Sebbene quest'ultimo non avesse dovuto trovare la situazione alquanto confortevole (cosa che attestò definendo Nick con una serie di epiteti che quest'ultimo non colse, impegnato com'era a gemere di dolore, invocando sua madre), nulla fu superiore al disappunto che provò Alex, in quegli istanti di puro panico che attanagliarono la sua mente, improvvisamente priva di qualunque piano di fuga. La divina provvidenza, in quel momento, seppur indignata dall'inaccortezza del ragazzo nell'aver bellamente tirato un calcio nei bassifondi del suo segnale divino, decise di accorrere nuovamente in soccorso dello sfortunato aspirante calciatore, fornendogli un secondo segno, questa volta ben saldo a dedita distanza.

"Fate una festa e non mi invitate? In piedi, signorine, la ricreazione è finita" Decretò Jamie, categorico, aspirando frattanto una tirata di sigaretta e scrutando la scena divertito. Dimostrando grandi doti interpretative, nel comprendere la serie sconnessa di mugolii proveniente dalla pila di persone di fronte a lui, comprese di dover in qualche modo intervenire, ragione per cui, impiegando un buon ottanta percento della sua forza fisica, nonché un abbondante trecento percento della sua pazienza, circa una decina di minuti e una trentina di ossa rotte più tardi, Nick, Matt ed Alex avevano piacevolmente riacquistato un colorito più o meno normale e ripristinato quasi tutte le funzioni vitali.
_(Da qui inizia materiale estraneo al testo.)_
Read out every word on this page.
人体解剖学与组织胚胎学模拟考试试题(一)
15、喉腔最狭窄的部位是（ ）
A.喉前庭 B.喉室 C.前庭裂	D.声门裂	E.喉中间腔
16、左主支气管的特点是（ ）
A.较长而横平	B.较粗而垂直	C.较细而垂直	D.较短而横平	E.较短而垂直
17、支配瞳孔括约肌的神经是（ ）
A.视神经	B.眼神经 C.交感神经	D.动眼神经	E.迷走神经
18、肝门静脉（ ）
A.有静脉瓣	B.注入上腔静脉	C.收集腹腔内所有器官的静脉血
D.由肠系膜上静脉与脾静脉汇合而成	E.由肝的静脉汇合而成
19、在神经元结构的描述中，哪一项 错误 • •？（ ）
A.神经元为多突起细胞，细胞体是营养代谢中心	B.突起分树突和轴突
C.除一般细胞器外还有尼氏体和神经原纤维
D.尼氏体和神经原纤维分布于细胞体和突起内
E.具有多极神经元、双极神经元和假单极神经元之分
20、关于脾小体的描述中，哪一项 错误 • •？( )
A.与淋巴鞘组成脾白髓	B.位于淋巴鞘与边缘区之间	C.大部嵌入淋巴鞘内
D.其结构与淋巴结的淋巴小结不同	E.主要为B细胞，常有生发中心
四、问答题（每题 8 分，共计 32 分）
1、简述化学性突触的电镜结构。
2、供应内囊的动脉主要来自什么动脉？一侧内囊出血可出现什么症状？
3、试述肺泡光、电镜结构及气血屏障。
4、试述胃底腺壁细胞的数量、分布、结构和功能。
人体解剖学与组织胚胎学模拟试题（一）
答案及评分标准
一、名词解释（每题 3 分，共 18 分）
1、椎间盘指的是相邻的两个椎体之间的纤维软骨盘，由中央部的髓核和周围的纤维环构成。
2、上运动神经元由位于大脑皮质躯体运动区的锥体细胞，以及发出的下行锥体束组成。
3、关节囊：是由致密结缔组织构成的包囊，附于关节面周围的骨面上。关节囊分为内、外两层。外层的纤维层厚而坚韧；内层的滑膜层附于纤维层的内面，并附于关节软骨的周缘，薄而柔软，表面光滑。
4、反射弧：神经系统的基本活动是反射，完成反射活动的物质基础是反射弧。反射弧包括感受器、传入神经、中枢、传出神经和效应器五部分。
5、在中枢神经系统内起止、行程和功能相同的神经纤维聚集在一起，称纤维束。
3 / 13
Il trauma, al contrario, divenne purtroppo indelebile.

Alex, colse il rinnovato utilizzo degli arti, nonché del regolare apporto di ossigeno al cervello, per definire le attuali condizioni del proprio aspetto. Si rimirò attentamente nel grande specchio a parete, in più punti scheggiato, che occupava prepotentemente la parete opposta del salotto; un ragazzo all'espressione alquanto inorridita, ricambiò il suo sguardo. Si trattava di un tipo piuttosto magro, dagli occhi scuri vagamente assonnati ed i capelli, solo la sera prima perfettamente coperti di gel, divenuti patria del disordine per perpetuo, il quale sfoggiava, apparentemente con orgoglio, un paio di boxer sui quali campeggiava un primo piano di Spongebob. La simpatica spugna gialla sorrideva ampiamente, in un'inquadratura molto suggestiva.

Alex, si passò istintivamente una mano fra i capelli, nel tentativo di renderli un minimo presentabili, un'operazione ben presto destinata a fallire, in quanto, il ragazzo stesso, realizzò ben presto che i danni fossero irreparabili. Passò, quindi, ad un' ispezione prettamente olfattiva: sollevò il braccio sinistro ed inspirò. Ne seguì una smorfia di disgusto che attestò con evidenza che anche questo test non pareva essere risultato positivo. "È l'odore di Los Angeles, bello" Pontificò Matt, posando un gomito sulla spalla dell'amico, il quale ricambiò con un'occhiata obliqua "Davvero? Che strano, e io che l'ho sempre attribuito al sudore. Sono stato così stupido" Ironizzò il ragazzo, squotendo la testa con estremo disappunto.

In quell'istante, la testa di Jamie apparve oltre la soglia della porta della cucina, stanza immediatamente successiva al salotto. Arricciò il naso, assumendo una smorfia al quanto disgustata "Fatevi una doccia, scimmiette, c'è un forte odore di Los Angeles da queste parti" Affermò saltuariamente, un istante prima di ricongiungersi al resto del proprio corpo, nella stanza accanto.